The Obama administration’s budget proposal for 2011 contains sweeping changes to funding for primary and secondary education. New rules would radically alter the guidelines for the distribution of funding to schools with high concentrations of low-income students, punishing students and teachers in these schools for failure to meet “college- or career-readiness” goals....
While details of the education proposal remain sketchy, the changes being pushed by Obama to what is known as Title I funding are to the right of the Bush administration’s No Child Left Behind Act (NCLB) of 2001—the law that is widely recognized by teachers and parents as an attack on education, particularly in poorer school districts...
Under Title I of the act, the US Department of Education established a set of programs to distribute funding to schools and school districts with a high percentage of students from low-income families...
Under Obama’s proposals, a significant portion of these Title I funds would be distributed to poorer districts—not on the basis of economic need, but according to their “performance.” This would in effect penalize students and teachers in schools already operating with budgets funded by lower tax bases, and where increasing numbers of families are struggling under the growing impact of the economic crisis...

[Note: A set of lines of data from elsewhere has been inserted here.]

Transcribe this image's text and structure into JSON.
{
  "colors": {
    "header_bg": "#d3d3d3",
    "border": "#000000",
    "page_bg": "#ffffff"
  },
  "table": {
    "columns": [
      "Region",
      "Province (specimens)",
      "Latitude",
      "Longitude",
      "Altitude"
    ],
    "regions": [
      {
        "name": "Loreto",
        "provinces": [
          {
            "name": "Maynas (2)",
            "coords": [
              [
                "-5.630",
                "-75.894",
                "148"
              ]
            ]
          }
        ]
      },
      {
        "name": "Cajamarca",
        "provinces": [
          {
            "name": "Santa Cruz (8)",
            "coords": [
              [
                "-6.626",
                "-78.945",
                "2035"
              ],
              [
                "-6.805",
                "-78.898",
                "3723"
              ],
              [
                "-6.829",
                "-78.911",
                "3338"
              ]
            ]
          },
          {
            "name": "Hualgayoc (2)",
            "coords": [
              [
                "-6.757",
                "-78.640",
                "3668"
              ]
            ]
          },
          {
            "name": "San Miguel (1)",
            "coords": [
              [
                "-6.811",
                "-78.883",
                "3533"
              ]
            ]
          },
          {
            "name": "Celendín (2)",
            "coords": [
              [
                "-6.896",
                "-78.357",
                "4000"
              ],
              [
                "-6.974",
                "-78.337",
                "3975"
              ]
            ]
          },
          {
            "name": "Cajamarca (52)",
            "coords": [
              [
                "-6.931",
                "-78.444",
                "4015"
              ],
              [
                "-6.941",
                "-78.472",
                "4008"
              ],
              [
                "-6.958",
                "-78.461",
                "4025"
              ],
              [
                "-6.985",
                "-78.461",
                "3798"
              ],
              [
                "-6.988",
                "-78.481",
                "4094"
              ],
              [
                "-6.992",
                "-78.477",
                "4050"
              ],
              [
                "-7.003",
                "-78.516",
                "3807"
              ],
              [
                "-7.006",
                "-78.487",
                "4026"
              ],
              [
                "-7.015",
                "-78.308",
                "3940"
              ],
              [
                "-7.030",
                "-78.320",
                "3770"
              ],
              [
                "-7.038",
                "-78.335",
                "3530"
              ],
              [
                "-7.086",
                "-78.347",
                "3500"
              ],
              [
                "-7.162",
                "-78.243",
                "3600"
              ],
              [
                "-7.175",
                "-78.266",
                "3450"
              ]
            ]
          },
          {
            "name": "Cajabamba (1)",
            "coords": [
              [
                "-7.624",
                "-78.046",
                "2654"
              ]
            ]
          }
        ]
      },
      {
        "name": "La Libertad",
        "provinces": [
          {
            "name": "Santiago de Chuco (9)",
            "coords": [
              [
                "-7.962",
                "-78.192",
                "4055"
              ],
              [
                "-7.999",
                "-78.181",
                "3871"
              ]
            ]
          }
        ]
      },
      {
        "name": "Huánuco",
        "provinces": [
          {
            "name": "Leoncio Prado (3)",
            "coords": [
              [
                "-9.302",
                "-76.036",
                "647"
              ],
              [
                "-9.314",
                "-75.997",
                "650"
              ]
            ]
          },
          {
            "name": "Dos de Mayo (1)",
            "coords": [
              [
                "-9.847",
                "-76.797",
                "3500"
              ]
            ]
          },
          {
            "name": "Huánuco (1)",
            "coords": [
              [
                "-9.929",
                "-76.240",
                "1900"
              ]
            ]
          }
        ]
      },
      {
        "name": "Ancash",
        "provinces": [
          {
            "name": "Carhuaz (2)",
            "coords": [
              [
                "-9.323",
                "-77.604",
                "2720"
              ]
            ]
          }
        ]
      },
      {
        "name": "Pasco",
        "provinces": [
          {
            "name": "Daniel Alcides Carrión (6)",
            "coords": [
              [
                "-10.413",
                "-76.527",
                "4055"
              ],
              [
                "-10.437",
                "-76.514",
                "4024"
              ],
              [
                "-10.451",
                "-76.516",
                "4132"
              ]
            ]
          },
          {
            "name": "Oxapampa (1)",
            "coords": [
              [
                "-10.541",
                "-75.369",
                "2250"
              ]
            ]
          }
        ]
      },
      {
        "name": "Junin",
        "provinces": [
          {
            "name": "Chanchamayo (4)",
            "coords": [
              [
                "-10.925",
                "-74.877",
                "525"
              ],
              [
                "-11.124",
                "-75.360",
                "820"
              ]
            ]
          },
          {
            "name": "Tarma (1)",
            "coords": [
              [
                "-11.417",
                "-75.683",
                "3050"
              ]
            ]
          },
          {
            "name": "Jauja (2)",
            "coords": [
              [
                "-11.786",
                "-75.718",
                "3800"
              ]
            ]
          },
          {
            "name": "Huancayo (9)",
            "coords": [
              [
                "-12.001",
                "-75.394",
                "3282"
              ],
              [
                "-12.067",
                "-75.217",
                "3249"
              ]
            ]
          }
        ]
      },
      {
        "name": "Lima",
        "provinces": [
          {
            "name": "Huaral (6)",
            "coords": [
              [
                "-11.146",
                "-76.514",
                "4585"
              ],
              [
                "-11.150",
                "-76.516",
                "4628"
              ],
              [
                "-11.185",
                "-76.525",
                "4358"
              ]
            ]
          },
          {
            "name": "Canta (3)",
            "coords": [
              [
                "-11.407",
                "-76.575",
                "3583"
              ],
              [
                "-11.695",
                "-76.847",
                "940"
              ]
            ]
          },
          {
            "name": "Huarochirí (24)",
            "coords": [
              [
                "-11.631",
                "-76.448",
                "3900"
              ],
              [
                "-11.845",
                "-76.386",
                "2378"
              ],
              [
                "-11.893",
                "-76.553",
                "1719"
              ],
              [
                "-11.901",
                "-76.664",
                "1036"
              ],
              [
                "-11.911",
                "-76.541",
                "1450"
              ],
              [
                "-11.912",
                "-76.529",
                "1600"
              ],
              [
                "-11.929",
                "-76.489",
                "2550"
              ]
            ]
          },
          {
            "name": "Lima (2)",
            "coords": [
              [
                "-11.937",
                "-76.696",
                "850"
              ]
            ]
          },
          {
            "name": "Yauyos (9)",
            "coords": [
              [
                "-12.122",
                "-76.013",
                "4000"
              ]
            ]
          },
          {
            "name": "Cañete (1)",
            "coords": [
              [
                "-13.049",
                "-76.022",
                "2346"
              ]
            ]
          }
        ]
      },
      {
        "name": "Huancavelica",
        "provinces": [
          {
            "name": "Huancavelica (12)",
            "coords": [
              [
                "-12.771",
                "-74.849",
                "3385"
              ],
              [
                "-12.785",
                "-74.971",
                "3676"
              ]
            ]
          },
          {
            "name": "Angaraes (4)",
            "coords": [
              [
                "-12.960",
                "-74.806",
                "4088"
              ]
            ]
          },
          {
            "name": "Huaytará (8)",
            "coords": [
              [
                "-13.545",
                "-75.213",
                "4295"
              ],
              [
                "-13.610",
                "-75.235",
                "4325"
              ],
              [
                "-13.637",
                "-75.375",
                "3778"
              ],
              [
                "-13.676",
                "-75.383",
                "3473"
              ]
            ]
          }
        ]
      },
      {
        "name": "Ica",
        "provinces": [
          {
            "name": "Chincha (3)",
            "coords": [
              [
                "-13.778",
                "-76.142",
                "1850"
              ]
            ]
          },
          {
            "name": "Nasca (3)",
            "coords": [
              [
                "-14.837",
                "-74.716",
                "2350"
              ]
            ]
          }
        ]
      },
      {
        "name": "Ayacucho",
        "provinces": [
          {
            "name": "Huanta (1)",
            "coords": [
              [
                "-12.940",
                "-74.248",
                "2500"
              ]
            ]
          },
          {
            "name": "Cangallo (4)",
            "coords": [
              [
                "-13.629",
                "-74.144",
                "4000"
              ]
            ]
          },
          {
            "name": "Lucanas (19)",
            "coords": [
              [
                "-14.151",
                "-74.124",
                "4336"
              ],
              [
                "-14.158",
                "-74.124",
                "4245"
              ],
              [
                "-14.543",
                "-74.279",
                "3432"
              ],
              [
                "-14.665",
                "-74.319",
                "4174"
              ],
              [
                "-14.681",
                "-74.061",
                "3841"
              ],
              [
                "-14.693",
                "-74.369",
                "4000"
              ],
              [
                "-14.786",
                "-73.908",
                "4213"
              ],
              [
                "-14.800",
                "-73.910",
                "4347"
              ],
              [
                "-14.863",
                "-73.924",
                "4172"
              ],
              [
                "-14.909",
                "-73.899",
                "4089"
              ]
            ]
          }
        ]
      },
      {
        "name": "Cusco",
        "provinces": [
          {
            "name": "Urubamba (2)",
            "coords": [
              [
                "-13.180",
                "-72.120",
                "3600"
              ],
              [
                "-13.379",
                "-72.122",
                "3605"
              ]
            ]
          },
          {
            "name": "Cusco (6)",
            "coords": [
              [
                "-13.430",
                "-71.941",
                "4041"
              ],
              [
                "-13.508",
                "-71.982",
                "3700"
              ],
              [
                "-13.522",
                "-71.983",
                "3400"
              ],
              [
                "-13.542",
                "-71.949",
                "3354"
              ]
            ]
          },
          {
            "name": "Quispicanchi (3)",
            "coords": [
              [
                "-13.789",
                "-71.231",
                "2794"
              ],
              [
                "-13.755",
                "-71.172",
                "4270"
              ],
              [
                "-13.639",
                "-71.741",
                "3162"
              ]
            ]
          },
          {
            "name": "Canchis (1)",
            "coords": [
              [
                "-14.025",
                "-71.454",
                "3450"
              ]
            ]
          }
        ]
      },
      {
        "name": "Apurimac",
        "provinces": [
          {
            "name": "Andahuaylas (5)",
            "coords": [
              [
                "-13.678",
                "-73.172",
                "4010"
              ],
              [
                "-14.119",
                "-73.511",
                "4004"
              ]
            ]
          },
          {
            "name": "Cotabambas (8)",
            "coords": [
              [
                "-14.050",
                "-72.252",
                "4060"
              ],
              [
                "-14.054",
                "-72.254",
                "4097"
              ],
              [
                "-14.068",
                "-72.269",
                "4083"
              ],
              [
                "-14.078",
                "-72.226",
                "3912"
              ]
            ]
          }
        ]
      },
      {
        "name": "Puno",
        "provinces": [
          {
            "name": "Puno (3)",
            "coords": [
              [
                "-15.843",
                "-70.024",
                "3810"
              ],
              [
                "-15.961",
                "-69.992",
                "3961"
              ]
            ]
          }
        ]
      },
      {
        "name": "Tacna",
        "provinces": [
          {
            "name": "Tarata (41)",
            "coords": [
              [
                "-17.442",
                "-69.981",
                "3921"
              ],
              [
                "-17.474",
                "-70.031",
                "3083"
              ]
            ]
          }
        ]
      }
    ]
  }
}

The change is modeled on Obama’s Race to the Top (RTTT) program, which is forcing states to compete for $4.3 billion in stimulus funds. Under RTTT, states that prohibit the use of test scores in teacher evaluations are ineligible for funds. States are also rewarded for opening up more charter schools, institutions that are privately run but receive federal money at the expense of public schools...
Education Secretary Arne Duncan gave an indication of what the changes to Title I funding would mean in remarks at the Brookings Institution in Washington last May. He said, “When a school is chronically under-performing despite additional supports and other strategies, you have to consider bolder action, whether it’s changing the leadership, hiring a new staff or turning schools over to charter operators.”